On January 13 2010, Apache Corp announced its own agreement with Kitimat LNG Inc to acquire 51% of the Kitimat LNG project.
Upon EOG’s acquisition of the Galveston shares, EOG and Apache propose to construct, own and operate the C$3 billion LNG terminal. (US$1=C$1.06).
With a planned natural gas capacity of 700 million cubic feet per day (5 million metric tons per year), the Kitimat LNG terminal is designed to link to the pipeline transmission system serving Western Canada’s natural gas producing regions via the proposed Pacific Trail Pipelines, a C$1 billion, 463-kilometre project originating at Summit Lake, British Columbia.
Through its acquisition of Galveston, EOG will also acquire a 24.5% interest in the Pacific Trail Pipelines, a partnership between Galveston, Apache and Pacific Northern Gas Ltd. The proposed pipeline has received environmental assessment approvals from both the federal and provincial governments.
Upon reaching the terminal, the natural gas will then be cooled and liquefied in preparation for export via ship to growing global markets.

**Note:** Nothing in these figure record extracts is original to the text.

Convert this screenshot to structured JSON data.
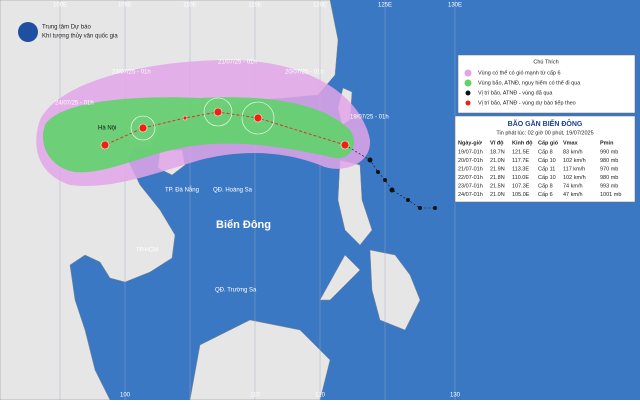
{
  "header": {
    "agency": "Trung tâm Dự báo",
    "agency_sub": "Khí tượng thủy văn quốc gia"
  },
  "grid_labels": {
    "top": [
      "100E",
      "105E",
      "110E",
      "115E",
      "120E",
      "125E",
      "130E"
    ],
    "bottom": [
      "100",
      "110",
      "120",
      "130"
    ]
  },
  "places": {
    "sea": "Biển Đông",
    "hanoi": "Hà Nội",
    "danang": "TP. Đà Nẵng",
    "hoangsa": "QĐ. Hoàng Sa",
    "truongsa": "QĐ. Trường Sa",
    "hcm": "TP.HCM"
  },
  "track_labels": [
    "24/07/25 - 01h",
    "23/07/25 - 01h",
    "21/07/25 - 01h",
    "20/07/25 - 01h",
    "19/07/25 - 01h"
  ],
  "legend": {
    "title": "Chú Thích",
    "items": [
      "Vùng có thể có gió mạnh từ cấp 6",
      "Vùng bão, ATNĐ, nguy hiểm có thể đi qua",
      "Vị trí bão, ATNĐ - vùng đã qua",
      "Vị trí bão, ATNĐ - vùng dự báo tiếp theo"
    ]
  },
  "table": {
    "title": "BÃO GẦN BIỂN ĐÔNG",
    "subtitle": "Tin phát lúc: 02 giờ 00 phút, 19/07/2025",
    "columns": [
      "Ngày-giờ",
      "Vĩ độ",
      "Kinh độ",
      "Cấp gió",
      "Vmax",
      "Pmin"
    ],
    "rows": [
      [
        "19/07-01h",
        "18.7N",
        "121.5E",
        "Cấp 8",
        "83 km/h",
        "990 mb"
      ],
      [
        "20/07-01h",
        "21.0N",
        "117.7E",
        "Cấp 10",
        "102 km/h",
        "980 mb"
      ],
      [
        "21/07-01h",
        "21.9N",
        "113.3E",
        "Cấp 11",
        "117 km/h",
        "970 mb"
      ],
      [
        "22/07-01h",
        "21.8N",
        "110.0E",
        "Cấp 10",
        "102 km/h",
        "980 mb"
      ],
      [
        "23/07-01h",
        "21.5N",
        "107.3E",
        "Cấp 8",
        "74 km/h",
        "993 mb"
      ],
      [
        "24/07-01h",
        "21.0N",
        "105.0E",
        "Cấp 6",
        "47 km/h",
        "1001 mb"
      ]
    ]
  }
}
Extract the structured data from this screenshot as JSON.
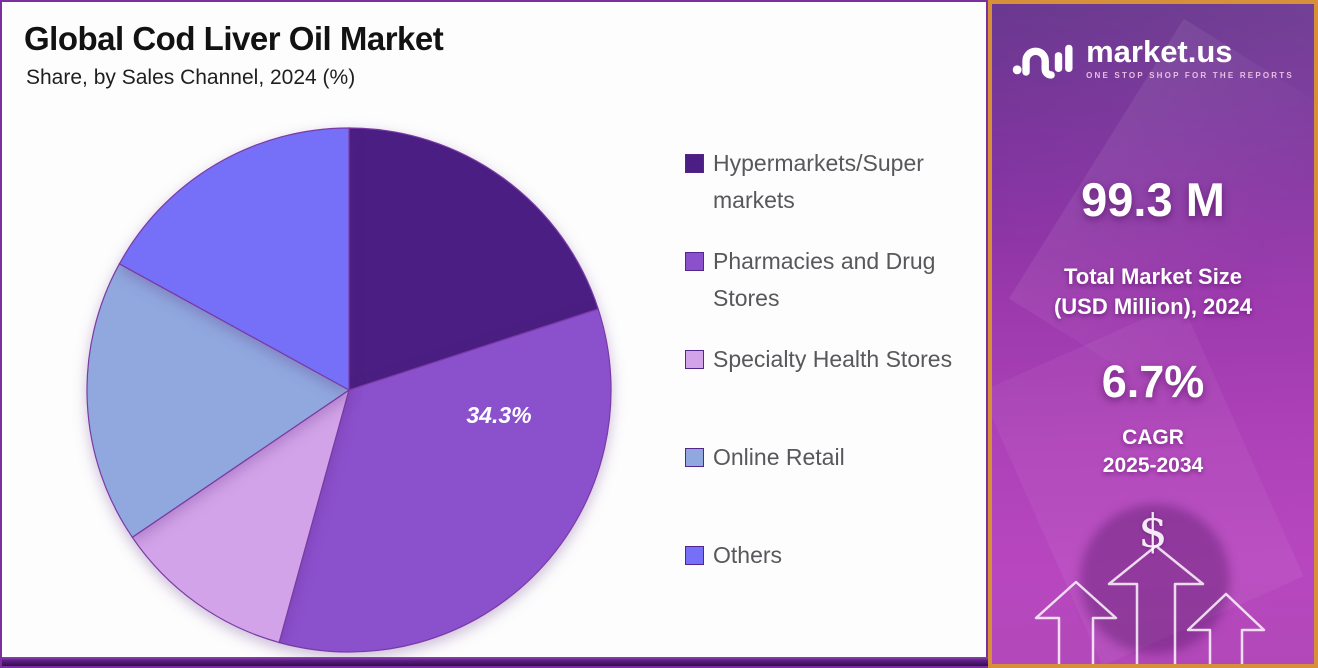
{
  "header": {
    "title": "Global Cod Liver Oil Market",
    "subtitle": "Share, by Sales Channel, 2024 (%)"
  },
  "chart_data": {
    "type": "pie",
    "title": "Global Cod Liver Oil Market Share, by Sales Channel, 2024 (%)",
    "unit": "%",
    "legend_position": "right",
    "direction": "clockwise",
    "start_angle": "12 o'clock",
    "value_label": {
      "text": "34.3%",
      "slice_index": 1
    },
    "slices": [
      {
        "label": "Hypermarkets/Super markets",
        "value": 20.0,
        "estimated": true,
        "color": "#4a1e82"
      },
      {
        "label": "Pharmacies and Drug Stores",
        "value": 34.3,
        "estimated": false,
        "color": "#8b50cc"
      },
      {
        "label": "Specialty Health Stores",
        "value": 11.2,
        "estimated": true,
        "color": "#d2a3e8"
      },
      {
        "label": "Online Retail",
        "value": 17.5,
        "estimated": true,
        "color": "#90a8de"
      },
      {
        "label": "Others",
        "value": 17.0,
        "estimated": true,
        "color": "#766ff7"
      }
    ]
  },
  "sidebar": {
    "logo": {
      "brand": "market.us",
      "tagline": "ONE STOP SHOP FOR THE REPORTS"
    },
    "market_size": {
      "value": "99.3 M",
      "label_line1": "Total Market Size",
      "label_line2": "(USD Million), 2024"
    },
    "cagr": {
      "value": "6.7%",
      "label_line1": "CAGR",
      "label_line2": "2025-2034"
    },
    "dollar_symbol": "$"
  },
  "colors": {
    "panel_border": "#7c2f9f",
    "sidebar_border": "#d88f3a",
    "sidebar_gradient_top": "#5f2a87",
    "sidebar_gradient_bottom": "#b847bf",
    "pie_stroke": "#7a3aa6",
    "legend_text": "#58585c",
    "title_text": "#121212"
  }
}
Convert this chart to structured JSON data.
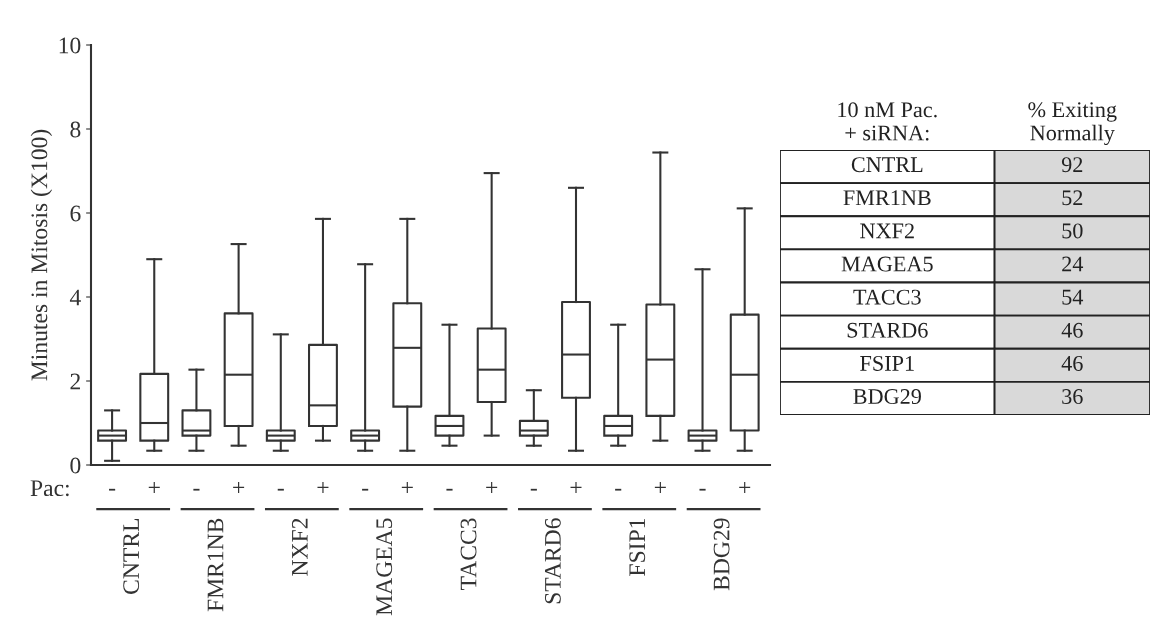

Mark G Papa, EOG chairman and chief executive officer, said: “EOG is pleased to partner with Apache in the development of this new market opportunity for natural gas from our Canadian operations. By combining our experience and resources, we are confident we can move this project to completion. As a part of this process, we look forward to continuing to build on the relationship with the Haisla First Nation and being a part of Kitimat and surrounding communities.”
He added: “Alfred Sorensen and the Galveston LNG employees deserve credit for taking a great idea and advancing it to the point where it now has the potential to attract new markets for Western Canadian natural gas supply not only in the Asia-Pacific region but globally.”
Under the terms of the agreement, EOG’s offer to purchase the shares of Galveston is conditioned upon the achievement of certain commercial and regulatory milestones.